The Temptation of the Pencil-Whipped Flight Review
Hey, who’s to know if a CFI doesn’t really fly with you? Where’s the harm?
During my long and colorless career as a flight instructor, I've been asked a few times to pencil whip a flight review. This I have never done and still would not do, although I am surprised to admit my reasons for not doing so have changed.
I never believed that FAR 61.56's requirement for a flight review every 24 months was particularly effective or even necessary in the absolute sense, if not the regulatory sense. A review every two years is laughably minimal training. Can it really have an effect? But I always felt that a flight instructor is charged with considerable responsibility to act as a thought leader and blatantly blowing off regulations—no matter how silly they may be—just sets the wrong tone.
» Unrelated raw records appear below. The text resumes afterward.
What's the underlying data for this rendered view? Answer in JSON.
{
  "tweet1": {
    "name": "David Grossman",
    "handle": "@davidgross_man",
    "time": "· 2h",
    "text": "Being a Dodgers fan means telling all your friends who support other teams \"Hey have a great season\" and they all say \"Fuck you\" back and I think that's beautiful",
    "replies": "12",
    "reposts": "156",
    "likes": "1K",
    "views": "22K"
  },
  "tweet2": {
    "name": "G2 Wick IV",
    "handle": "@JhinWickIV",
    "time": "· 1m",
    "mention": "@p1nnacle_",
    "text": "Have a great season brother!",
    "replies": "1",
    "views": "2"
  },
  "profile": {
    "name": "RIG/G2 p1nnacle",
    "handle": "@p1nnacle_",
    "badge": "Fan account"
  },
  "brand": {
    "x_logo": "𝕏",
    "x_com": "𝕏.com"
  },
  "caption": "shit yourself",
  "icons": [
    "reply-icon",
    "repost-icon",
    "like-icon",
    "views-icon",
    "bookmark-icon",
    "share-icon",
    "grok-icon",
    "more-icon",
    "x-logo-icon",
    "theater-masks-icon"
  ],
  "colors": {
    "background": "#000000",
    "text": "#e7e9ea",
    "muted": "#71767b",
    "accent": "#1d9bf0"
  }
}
As a kid, I wanted to grow up to be a cowboy and could actually ride pretty well, but the kind of cowboys that sit in cockpits isn't something I aspired to.
Inevitably, when you reach a certain age, you stop caring so much about what others may think of you in favor of a noticeable shift towards corporeal preservation. Over a life of doing risky things—I qualify for that—there arises, I think, a gnawing question: Am I good or have I just been lucky? Maybe it's a little of both, but the longer you stay in a game in which the consequences of the slightest oversight can be fatal, the more the likelihood that complacency will creep in causing that which you fear the most.
That's where the flight review comes in. I was asked to do one last week and for the briefest moment I thought, oh hell, I'm busy and he's busy, we'll just do a few circuits and stick a fork in it. I decided against that because I've always done flight reviews as the regulation requires: at least an hour on the ground and an hour in the air, if not more. From a flight instructor's perspective, not doing it that way is an example of the very complacency I just mentioned. Complacency is a corrosive process; get away with a little of it and you'll try a little bit more, then a little bit more until you don't-care your way into a smoking crater.
In the aggregate, it doesn't much matter if a pilot knows the fine points of 91.215 or actually does log the three required landings for night currency. It's the attitude that goes with not caring about such things globally that can be the killer. If I blow off knowledge of regulations and procedures, how long before my discipline caves in entirely and I get sloppy with preflights, weather briefings, maintenance, fueling and any of a dozen other things that can actually kill me?
So, perhaps perversely, I adhere to the pile of regulations we all like to complain about in the (probably) blind hope that I actually am good and not just lucky.